I had thought of approaching this problem by showing that the set of zeros of the determinant function, considering the domain to be \C^{n^2}, had measure zero, but couldn’t get a handle on that, since the set of zeros is some complex variety. Now, using Robert’s technique, it seems straightforward to show that the measure of any affine variety is zero.

Open Geometric problem

Wednesday, May 17th, 2006

Craig Larson, a lecturer here at UH wrote an article that made it into Notices of the AMS on the current inadequacies in our recruitment of science and math teachers: the fact that they aren’t required to know the subject before they are allowed to teach it, and the money issues which cause those who would make the best teachers to find another field to work in. It’s a short article, and worth reading.

That plug aside, here’s an interesting and possibly elementary open problem from the SIAM Problemslist:

A sphere B \subset \R^n centered at the origin satisfies the following property:

|B \cap (x + \epsilon B)| = M(\epsilon), \quad x \in \partial B, \quad \epsilon > 0,

where |\cdot| denotes Lebesgue measure and M is a real function. That is, the volume of the intersection of B and a scaled version of B translated to one of its boundary points does not depend upon which boundary point is chosen; it is solely dependent upon the scale \epsilon. This property can be shown to hold for ellipsoids by appropriately scaling the coordinates of a sphere.

Are there other domains B \subset \R^n centered at the origin which satisfy the above equation?

I changed the question somewhat, since I don’t understand what the terms homothety or homothetic center refer to, but it retains the spirit of the original.
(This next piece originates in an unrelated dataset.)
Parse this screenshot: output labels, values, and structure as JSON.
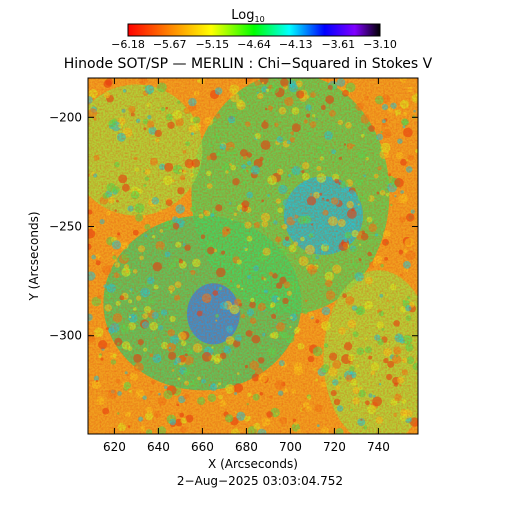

Probability of invertibility of matrices

Tuesday, May 16th, 2006

Robert Rosenbaum posted a really nice question to the UH math mailing list:

Given an n \times n matrix of integers, what is the probability that it is
invertible?

What if we put a bound on the magnitude of the integers (so that we consider only a finite number of matrices)? In other words, given an integer n > 0 and an integer M, what is the probability that an n \times n matrix A of integers each less than M in absolute value is invertible? Is there an elementary way to express this value in terms of M and n? I don’t know.

If we don’t restrict ourselves to integer valued matrices and consider all real or complex valued matrices, I think that the probability would be exactly 1. Can someone give an argument for this claim?

I got the last question, where you consider all of \C^{n\times n}: from an earlier problem I posted about, it is clear that the set of noninvertible matrices has empty interior, so measure zero; therefore a random matrix is invertible with probability one.

The discrete case is probably a lot harder…

Update: It seems I made an unwarranted assumption. Just because the set of noninvertible matrices has an empty interior doesn’t mean it has measure zero. I still think that’s true, but the proof is not complete.